İsviçreli bilim insanları ve bazı araştırmacılar, 'önsezisel rüyaların' birçok dejavu deneyiminin kaynağı olduğuna kesin olarak inanıyorlar.
Dünya Savaşı'nda uçak tasarlayan bir havacılık mühendisi olan J.W. Dunne, 1939'da Oxford Üniversitesi öğrencilerini kullanarak yaptığı çalışmalara göre, deneklerinin hayallerinin %12,7'sinin gelecekteki olaylarla benzerliklere sahip olduğunu buldu. 1988'de Nancy Sondow'un da dahil olduğu çalışmalar da benzer sonuçlandı.
Bu araştırmacılar ayrıca, bir günden sekiz yıl sonrasına kadar herhangi bir yerde meydana gelen dejavu deneyimlerini önsezilerle alakalı rüyalara bağladılar. Deneyimlerin neden tipik olarak sıradan günlük şeyler olduğu sorusu gündeme geldiğinde ise Funkhouser, daha heyecan verici bir şeyin hatırlanma olasılığının daha yüksek olması ve bir dejavu deneyimini daha az olası hale getirmesi olarak açıkladı.

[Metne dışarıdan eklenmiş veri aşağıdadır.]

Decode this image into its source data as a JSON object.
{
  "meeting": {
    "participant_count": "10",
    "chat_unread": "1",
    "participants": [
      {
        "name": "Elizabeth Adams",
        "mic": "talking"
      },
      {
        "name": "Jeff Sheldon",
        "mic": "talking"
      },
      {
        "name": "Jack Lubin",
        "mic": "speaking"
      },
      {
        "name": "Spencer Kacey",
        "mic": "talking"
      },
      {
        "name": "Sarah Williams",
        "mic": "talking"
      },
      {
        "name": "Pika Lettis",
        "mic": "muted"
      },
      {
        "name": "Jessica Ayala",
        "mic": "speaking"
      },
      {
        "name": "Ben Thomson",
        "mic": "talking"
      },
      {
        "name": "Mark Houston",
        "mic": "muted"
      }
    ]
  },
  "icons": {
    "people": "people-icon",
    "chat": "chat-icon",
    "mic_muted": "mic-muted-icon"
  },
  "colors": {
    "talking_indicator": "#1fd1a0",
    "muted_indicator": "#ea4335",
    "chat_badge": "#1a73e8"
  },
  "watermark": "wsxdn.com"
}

Deja vu yüz yıldan fazla bir süredir bir fenomen olarak çalışılmış ve araştırmacılar nedeni hakkında onlarca teori geliştirmiş olsalar da, bunun ne anlama geldiğine veya neden olduğuna dair basit bir açıklaması hala yok.
Belki teknoloji daha da ilerledikçe ve beynin nasıl çalıştığı hakkında daha fazla şey öğrendikçe, bu garip olayı neden yaşadığımız hakkında da daha fazla ve daha anlaşılır bilgiler sahibi olacağız umarız ki.